La novela de Roig proyecta precisamente un futuro para La Ciudad de los Muchachos y es que, una vez rehabilitado, "se convierta en un espacio de recreo para niños y familias en situación de vulnerabilidad, pero con la gestión y el acompañamiento debido". Sin embargo, a escala pequeña afirma que "lo que se debe hacer, como mínimo, es instalar placas informativas explicando qué era, habilitando el espacio para hacer visitas, al menos en el exterior de los edificios.
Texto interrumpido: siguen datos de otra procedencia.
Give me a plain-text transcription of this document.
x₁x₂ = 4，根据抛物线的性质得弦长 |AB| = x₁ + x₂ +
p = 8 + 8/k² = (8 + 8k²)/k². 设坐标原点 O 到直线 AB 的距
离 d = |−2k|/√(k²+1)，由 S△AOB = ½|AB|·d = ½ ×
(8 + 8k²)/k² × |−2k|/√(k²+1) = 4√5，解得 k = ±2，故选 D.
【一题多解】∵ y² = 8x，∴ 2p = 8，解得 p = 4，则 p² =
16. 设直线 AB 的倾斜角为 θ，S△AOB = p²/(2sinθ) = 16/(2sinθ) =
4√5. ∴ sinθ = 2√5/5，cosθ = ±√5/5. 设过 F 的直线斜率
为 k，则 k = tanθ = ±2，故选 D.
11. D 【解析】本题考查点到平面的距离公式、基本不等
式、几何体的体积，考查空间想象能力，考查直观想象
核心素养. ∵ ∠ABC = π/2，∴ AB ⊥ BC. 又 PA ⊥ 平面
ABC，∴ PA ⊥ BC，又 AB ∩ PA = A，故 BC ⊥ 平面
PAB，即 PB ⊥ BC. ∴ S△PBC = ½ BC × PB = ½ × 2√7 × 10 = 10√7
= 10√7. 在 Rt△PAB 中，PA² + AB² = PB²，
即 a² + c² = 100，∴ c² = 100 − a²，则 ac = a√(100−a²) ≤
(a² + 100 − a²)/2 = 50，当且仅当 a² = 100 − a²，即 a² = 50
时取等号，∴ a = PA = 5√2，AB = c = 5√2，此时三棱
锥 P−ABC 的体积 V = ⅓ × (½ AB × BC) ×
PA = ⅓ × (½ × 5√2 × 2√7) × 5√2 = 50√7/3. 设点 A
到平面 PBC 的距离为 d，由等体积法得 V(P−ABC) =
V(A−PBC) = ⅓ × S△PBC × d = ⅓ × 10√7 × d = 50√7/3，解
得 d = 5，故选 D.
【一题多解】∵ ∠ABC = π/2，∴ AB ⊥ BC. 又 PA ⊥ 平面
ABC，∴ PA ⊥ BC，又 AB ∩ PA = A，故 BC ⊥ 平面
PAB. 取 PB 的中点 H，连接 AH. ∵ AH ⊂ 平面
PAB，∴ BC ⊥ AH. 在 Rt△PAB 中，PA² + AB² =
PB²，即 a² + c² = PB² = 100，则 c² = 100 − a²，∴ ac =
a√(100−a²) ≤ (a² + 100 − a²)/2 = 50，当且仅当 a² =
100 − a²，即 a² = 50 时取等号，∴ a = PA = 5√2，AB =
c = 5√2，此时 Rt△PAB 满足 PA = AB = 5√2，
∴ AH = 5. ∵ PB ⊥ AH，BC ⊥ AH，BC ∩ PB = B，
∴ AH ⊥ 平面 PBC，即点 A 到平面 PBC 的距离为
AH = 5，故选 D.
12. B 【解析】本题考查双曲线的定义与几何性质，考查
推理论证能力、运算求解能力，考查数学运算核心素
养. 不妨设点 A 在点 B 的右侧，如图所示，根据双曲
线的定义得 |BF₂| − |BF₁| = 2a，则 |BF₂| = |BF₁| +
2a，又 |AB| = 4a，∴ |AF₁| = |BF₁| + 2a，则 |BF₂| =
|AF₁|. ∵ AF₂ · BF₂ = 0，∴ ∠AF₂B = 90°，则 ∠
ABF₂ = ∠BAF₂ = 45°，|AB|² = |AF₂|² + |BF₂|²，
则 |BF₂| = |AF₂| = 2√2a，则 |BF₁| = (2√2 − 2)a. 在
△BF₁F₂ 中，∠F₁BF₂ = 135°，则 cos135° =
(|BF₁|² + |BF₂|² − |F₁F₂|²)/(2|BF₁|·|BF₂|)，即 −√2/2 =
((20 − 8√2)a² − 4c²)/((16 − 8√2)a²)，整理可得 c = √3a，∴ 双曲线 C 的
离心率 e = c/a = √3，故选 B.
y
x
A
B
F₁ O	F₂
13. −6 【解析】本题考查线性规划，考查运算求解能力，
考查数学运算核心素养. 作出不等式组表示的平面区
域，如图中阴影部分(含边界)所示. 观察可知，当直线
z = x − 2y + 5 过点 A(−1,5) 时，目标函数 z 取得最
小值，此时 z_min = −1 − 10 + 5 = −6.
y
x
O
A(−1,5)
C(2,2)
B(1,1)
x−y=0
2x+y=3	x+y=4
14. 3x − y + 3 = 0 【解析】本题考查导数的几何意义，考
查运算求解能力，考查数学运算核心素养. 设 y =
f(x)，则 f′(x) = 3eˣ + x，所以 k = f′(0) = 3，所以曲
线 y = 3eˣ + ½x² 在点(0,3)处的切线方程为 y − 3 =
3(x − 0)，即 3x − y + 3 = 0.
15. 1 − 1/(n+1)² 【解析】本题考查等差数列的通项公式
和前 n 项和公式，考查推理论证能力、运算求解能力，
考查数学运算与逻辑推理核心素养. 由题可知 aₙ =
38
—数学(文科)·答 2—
Dejar de esconder o blanquear la historia por dejadas o negligencia".
La posición del consistorio
En un comunicado, el Síndic de Greuges de Barcelona recomienda al consistorio "un espacio memorial" de carácter histórico y de recuerdo a los niños que sufrieron "malos tratos y abusos". Al mismo tiempo, que también sirva como una "reparación simbólica". Esta petición se ha hecho a raíz de una queja ciudadana por la "falta de reconocimiento y el estado de abandono de los edificios".
El historiador Sánchez-Valverde, reflexiona diciendo que "denuncias de este tipo las han hecho muchas de las personas que estuvieron acogidas en los diferentes centros de infancia, quizás no dirigidas al Síndic de Greuges, que probablemente por haber escogido este canal ha tenido tanta difusión".
Actualmente la finca alberga un conjunto de edificios integrados por una masía con una capilla anexa y tres edificaciones adicionales. Acoge una comunidad terapéutica de atención a las drogodependencias gestionada por el Consorci de Serveis Socials de Barcelona, mientras que el resto de edificios están en desuso desde hace años. El complejo es de titularidad municipal con gestión compartida entre el Consorcio de Servicios Sociales y el Consorcio del Parque de Collserola.